Commentary – What type of busy are you?

Pearl Lorentzen

At a conference, a friend was asked if the things she is busy with bring her joy.
This has stuck with me since she passed it along, because I am chronically busy. I often respond to the ubiquitous question, “How are you?” with, “Busy, but good.”
Back in July 2021, I wrote a commentary about how busyness is not necessarily bad. On the flip-side, since then, I’ve written one (maybe more than one) about the importance of rest.
My mom always says the hardest thing in life is balance. Some other people talk about harmony between the various aspects of our lives. I find both metaphors useful when I’m deciding if I should do something or say no.
At the risk of repeating myself, I’m going to delve a bit deeper into busyness that brings me joy. Merriam-Webster Dictionary defines joy as, “(noun) the emotion evoked by well-being, success, or good fortune or the prospect of possessing what one desires, a state of happiness or felicity, a source or cause of delight, (verb) to experience great pleasure or delight.”
Joy is also often connected with peace and contentment.
To be clear, the type of busyness that brings joy can still be frustrating. One form of busyness that brings me both is writing. For me, writing is the best and the worst thing. It helps me collect my thoughts, it inspires me, it makes me giddy.
However, it is also the hardest job I have ever had. There are times when I want to throw my computer out the window, which at The Slave Lake Lakeside Leader office would mean throwing it through two walls. It is infuriating, at times torturous, but also extremely fun.
Writing brings out every emotion, but mostly it brings me joy, peace, and a sense of accomplishment.
Volunteering is another type of busyness that brings me joy. I am likely a little too heavily involved with community organizations, but each one has aspects that bring me joy. I really enjoy being around other people who volunteer.
Also, the focus of the groups I’m involved with align with my passions. Therefore, this involvement brings me joy.
When I’m done writing or volunteering, I am exhausted, but excited. I’m an introvert, so most of my energy comes from being alone.
In a different way, busyness gives me energy. In the moment of talking to people on a deep level or figuring out the best way to get a project off the ground, I am energized, joyful, and passionate. However, I usually crash and burn afterward. This is why I find it so important to schedule some rest, alone time, and contemplation.
Over the years, I have sought to decrease the amount of things I do that do not bring me joy. There are things, such as laundry and cleaning, which I still have to do, but for the most part, I fill my time with things which I think are worthwhile.
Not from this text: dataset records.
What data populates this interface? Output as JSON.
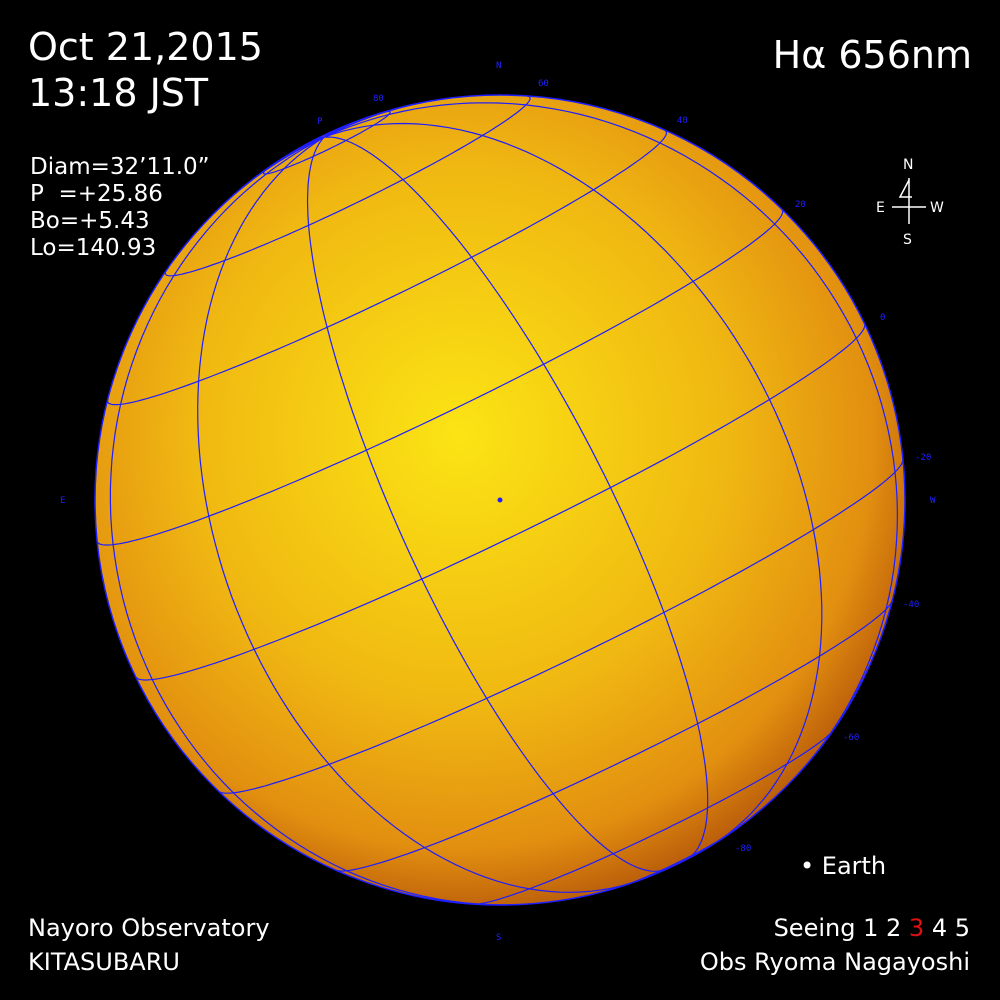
{
  "header": {
    "date": "Oct 21,2015",
    "time": "13:18 JST",
    "wavelength": "Hα 656nm"
  },
  "parameters": {
    "diam": "Diam=32’11.0”",
    "p": "P  =+25.86",
    "bo": "Bo=+5.43",
    "lo": "Lo=140.93",
    "p_value": 25.86,
    "bo_value": 5.43
  },
  "compass": {
    "n": "N",
    "s": "S",
    "e": "E",
    "w": "W"
  },
  "grid_labels": {
    "n": "N",
    "s": "S",
    "e": "E",
    "w": "W",
    "p": "P",
    "lat": [
      "80",
      "60",
      "40",
      "20",
      "0",
      "-20",
      "-40",
      "-60",
      "-80"
    ]
  },
  "legend": {
    "earth": "• Earth"
  },
  "footer": {
    "observatory": "Nayoro Observatory",
    "telescope": "KITASUBARU",
    "seeing_label": "Seeing",
    "seeing_values": [
      "1",
      "2",
      "3",
      "4",
      "5"
    ],
    "seeing_selected": 3,
    "observer": "Obs Ryoma Nagayoshi"
  },
  "colors": {
    "grid": "#1e1eff",
    "seeing_selected": "#e01010",
    "sun_center": "#f8e010",
    "sun_edge": "#d9820e"
  }
}
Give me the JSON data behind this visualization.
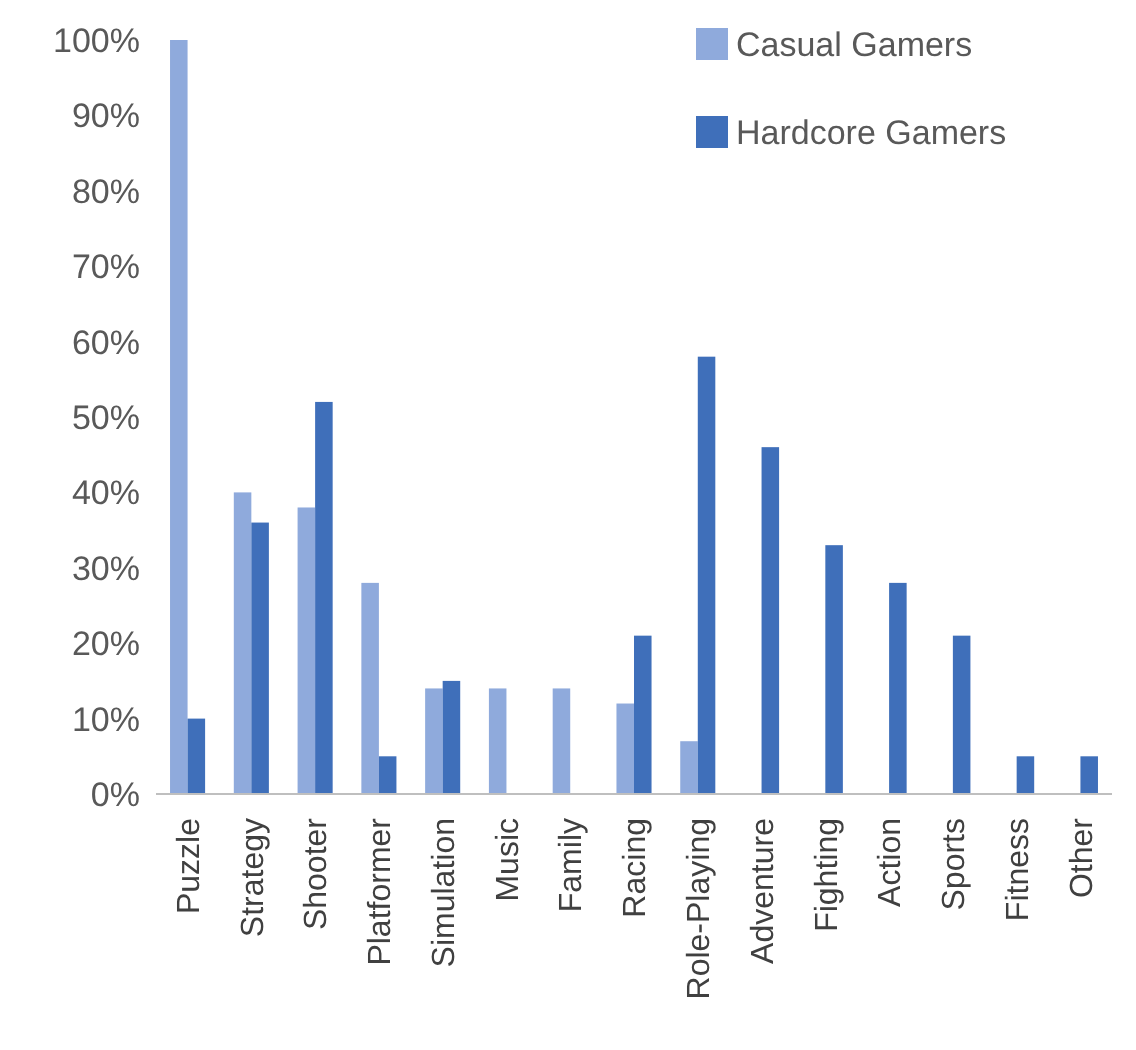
{
  "chart_data": {
    "type": "bar",
    "categories": [
      "Puzzle",
      "Strategy",
      "Shooter",
      "Platformer",
      "Simulation",
      "Music",
      "Family",
      "Racing",
      "Role-Playing",
      "Adventure",
      "Fighting",
      "Action",
      "Sports",
      "Fitness",
      "Other"
    ],
    "series": [
      {
        "name": "Casual Gamers",
        "color": "#8faadc",
        "values": [
          100,
          40,
          38,
          28,
          14,
          14,
          14,
          12,
          7,
          null,
          null,
          null,
          null,
          null,
          null
        ]
      },
      {
        "name": "Hardcore Gamers",
        "color": "#3f6fba",
        "values": [
          10,
          36,
          52,
          5,
          15,
          null,
          null,
          21,
          58,
          46,
          33,
          28,
          21,
          5,
          5
        ]
      }
    ],
    "ylim": [
      0,
      100
    ],
    "yticks": [
      {
        "value": 0,
        "label": "0%"
      },
      {
        "value": 10,
        "label": "10%"
      },
      {
        "value": 20,
        "label": "20%"
      },
      {
        "value": 30,
        "label": "30%"
      },
      {
        "value": 40,
        "label": "40%"
      },
      {
        "value": 50,
        "label": "50%"
      },
      {
        "value": 60,
        "label": "60%"
      },
      {
        "value": 70,
        "label": "70%"
      },
      {
        "value": 80,
        "label": "80%"
      },
      {
        "value": 90,
        "label": "90%"
      },
      {
        "value": 100,
        "label": "100%"
      }
    ],
    "grid": false,
    "legend": "top right"
  }
}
The things that I find fascinating aren’t everyone’s cup of tea, but they work for me. I encourage everyone to think about the activities which fill your day. Do they bring you joy? If so, do you want to do more of that? If not, are they essential?
The rampant pursuit of joy at the cost of all else is not a good idea. However. We have only a limited amount of time, so why not fill it with things we enjoy?